The purpose of this study is to determine the feasibility of using machine learning to model production rates from syngas fermentation. In this study, we transformed time course metabolite concentration data from ten syngas fermentation conditions to calculate production rates of four products: acetate, ethanol, butyrate, and butanol. The data was used to train and test six machine learning algorithms’ ability to predict the rate of production of the four products. We found support vector machine performed the best on unseen testing data when performance across all conditions were considered. We also found that models with relatively few fitted variables, including elastic net and lasso, had the most consistent performance while models with more fitted variables, including neural networks and random forests, had greater variability in their prediction accuracy.
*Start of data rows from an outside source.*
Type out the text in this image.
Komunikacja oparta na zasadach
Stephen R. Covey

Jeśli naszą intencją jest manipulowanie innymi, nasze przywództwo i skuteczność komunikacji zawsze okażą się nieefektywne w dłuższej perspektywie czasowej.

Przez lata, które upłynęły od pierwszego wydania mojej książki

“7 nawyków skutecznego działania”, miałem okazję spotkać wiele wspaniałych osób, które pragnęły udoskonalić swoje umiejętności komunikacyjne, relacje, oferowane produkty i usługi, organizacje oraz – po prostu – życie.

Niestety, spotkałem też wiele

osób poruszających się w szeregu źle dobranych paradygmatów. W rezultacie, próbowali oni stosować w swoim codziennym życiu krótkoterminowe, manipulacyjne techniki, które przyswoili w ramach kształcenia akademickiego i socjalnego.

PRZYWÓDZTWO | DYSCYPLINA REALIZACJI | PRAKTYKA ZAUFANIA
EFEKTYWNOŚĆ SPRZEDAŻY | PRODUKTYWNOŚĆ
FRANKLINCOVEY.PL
Additionally, feature importance analysis was able to reproduce domain knowledge that the most important gas components for producing butyrate and butanol are carbon monoxide and hydrogen gas respectively.
The code was written using python 3.7
To run the code in this repository use the following commands:
- git clone https://github.com/garrettroell/SyngasMachineLearning.git
- python3 -m venv venv
- source venv/bin/activate
- pip install -r requirements.txt
- Notebook A: Converts experimental data into smoothed data with rows that contain pairs of reactor conditions and production rates
- Notebook B: Finds the optimal hyperparameters for the algorithms using a grid search with shuffle/split cross validation
- Notebook C: Trains the models with optimal hyperparameters from notebook B and evaluates their performance on training and test data
This project is currently under peer review
This code is distributed under the 3-Clause BSD license specified in the license file. It is open source and commercially usable.